Ne yazık ki istatistikler tüm bu çabalara rağmen kadına yönelik şiddet sorununda anlamlı bir çözüme -ne ülkemizde ne de dünyada- ulaşılamadığını gösteriyor.  Hala milyonlarca kadın, ailesi veya eşi tarafından katledilmekte, yolda herhangi biri tarafından tacize/tecavüze uğramakta. Kadına yönelik şiddetin yalnızca kadın sorunu değil bir insan hakları sorunu olduğunu unutmayarak, kadın-erkek -insan- olarak bu sorunla mücadele etmek oldukça önemli. Yasal yaptırımlar yetersiz olsa dahi, gerek sosyal medyada gerek olayın gerçekleştiği alanda toplu bir tepki gösterilmesiyle mağdur kadının daha hızlı çözüme ulaştığına şahit oluyoruz. Bu yüzden bireysel olarak her tepki sorunun çözümü için oldukça önemli.

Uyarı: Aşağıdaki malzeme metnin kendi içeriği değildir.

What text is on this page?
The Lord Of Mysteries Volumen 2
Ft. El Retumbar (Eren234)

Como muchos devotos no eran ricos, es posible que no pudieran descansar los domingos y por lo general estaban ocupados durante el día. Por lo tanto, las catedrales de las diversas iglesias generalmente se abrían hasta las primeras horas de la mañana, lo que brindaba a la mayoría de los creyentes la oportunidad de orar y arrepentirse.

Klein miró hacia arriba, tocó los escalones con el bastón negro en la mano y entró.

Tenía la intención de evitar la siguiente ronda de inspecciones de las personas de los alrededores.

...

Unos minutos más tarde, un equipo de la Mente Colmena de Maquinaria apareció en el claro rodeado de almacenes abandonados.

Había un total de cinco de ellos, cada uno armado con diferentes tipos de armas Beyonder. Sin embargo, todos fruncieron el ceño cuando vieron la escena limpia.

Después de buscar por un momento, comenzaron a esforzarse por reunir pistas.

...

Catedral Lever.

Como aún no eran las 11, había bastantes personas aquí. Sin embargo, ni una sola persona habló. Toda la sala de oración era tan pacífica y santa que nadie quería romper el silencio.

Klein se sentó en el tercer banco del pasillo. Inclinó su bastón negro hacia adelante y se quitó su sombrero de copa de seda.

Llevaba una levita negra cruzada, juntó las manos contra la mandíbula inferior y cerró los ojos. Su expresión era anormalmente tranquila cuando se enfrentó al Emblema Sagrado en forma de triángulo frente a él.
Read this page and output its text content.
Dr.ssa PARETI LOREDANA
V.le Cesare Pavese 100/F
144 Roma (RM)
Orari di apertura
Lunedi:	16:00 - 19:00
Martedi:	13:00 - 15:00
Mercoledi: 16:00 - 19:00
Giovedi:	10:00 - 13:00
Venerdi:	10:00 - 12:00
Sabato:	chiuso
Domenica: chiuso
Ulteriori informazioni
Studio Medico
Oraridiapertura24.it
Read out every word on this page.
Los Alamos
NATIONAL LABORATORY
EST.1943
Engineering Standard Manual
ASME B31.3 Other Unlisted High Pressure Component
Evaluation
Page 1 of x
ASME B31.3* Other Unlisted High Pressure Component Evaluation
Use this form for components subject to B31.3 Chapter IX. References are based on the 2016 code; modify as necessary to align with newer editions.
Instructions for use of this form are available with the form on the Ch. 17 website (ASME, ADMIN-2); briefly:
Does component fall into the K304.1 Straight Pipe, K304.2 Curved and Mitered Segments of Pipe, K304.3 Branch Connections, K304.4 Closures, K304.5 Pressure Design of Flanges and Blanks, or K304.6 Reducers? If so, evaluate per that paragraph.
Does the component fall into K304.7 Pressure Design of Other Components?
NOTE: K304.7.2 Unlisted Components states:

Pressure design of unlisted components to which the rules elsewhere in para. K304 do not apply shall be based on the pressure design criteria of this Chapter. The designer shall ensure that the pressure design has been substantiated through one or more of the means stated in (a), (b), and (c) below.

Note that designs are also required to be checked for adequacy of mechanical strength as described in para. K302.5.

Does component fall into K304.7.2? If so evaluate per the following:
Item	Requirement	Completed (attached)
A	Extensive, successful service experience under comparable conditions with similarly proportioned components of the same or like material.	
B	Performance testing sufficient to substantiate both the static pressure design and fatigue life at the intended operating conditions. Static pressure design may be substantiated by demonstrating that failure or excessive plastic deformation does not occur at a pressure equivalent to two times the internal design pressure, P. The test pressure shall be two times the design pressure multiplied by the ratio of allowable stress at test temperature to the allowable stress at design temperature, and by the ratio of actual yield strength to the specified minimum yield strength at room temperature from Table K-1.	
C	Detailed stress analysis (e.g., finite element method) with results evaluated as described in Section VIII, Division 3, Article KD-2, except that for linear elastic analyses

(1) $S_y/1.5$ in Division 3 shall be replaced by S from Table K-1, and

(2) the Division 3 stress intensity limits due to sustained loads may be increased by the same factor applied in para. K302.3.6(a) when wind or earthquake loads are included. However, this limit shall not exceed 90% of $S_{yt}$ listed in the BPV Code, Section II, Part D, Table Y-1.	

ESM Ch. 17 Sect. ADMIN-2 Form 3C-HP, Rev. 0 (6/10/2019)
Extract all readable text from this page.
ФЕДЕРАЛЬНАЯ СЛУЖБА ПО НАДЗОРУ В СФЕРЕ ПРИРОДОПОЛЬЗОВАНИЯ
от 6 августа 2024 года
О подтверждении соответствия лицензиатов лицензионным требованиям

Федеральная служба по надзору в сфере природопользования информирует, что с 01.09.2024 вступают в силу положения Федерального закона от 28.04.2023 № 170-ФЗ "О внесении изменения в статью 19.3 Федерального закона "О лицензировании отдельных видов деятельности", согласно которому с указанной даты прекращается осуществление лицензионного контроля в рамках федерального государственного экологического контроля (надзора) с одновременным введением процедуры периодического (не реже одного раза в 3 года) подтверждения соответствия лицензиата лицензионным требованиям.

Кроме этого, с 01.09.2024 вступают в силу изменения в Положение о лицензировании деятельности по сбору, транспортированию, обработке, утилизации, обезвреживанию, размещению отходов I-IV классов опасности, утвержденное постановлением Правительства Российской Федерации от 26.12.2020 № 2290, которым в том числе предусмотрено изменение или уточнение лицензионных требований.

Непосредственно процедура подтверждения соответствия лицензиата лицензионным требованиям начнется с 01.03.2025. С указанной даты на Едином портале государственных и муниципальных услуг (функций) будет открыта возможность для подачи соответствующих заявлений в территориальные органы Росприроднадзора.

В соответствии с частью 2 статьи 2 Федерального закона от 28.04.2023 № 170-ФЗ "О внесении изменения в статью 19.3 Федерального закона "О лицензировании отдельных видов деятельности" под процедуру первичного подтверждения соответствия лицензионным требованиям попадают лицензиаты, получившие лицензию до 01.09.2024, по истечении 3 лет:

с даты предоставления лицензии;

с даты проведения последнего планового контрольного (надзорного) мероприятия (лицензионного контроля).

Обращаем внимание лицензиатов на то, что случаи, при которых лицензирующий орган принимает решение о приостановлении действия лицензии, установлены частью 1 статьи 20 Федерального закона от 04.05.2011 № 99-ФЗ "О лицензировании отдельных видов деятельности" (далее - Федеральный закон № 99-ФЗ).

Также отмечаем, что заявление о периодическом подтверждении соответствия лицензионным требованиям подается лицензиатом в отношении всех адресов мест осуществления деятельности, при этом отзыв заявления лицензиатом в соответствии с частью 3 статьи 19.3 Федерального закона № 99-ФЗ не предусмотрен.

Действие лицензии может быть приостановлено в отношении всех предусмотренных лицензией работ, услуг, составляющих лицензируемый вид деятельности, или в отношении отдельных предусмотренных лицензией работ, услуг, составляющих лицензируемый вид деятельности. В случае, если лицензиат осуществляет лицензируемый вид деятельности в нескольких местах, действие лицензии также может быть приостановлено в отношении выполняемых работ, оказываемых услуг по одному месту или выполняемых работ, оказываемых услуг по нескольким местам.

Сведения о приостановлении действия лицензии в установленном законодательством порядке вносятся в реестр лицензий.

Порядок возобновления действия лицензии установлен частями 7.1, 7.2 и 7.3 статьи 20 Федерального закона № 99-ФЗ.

Tanık olunan şiddete susmanın şiddete ortak olmak demek olduğunu hatırlatıyor, daha güzel bir dünyada yaşamayı umut ediyoruz 🙂

Kaynaklar

Efe, Ş.Y. ve Ayaz, S. (2010). Kadına yönelik aile içi şiddet ve kadınların aile içi şiddete bakışı. Anadolu Psikiyatri Dergisi, 11,23-29.

Erim, B.R. ve Yücens, B. (2016). Kadına yönelik şiddet ve kadın sığınma evleri. Arşiv Kaynak Tarama Dergisi, 25(4),536-549.

Page, A.Z. ve İnce, M. (2008). Aile içi şiddet konusunda bir derleme. Türk Psikoloji Yazıları, 11(22), 81-94.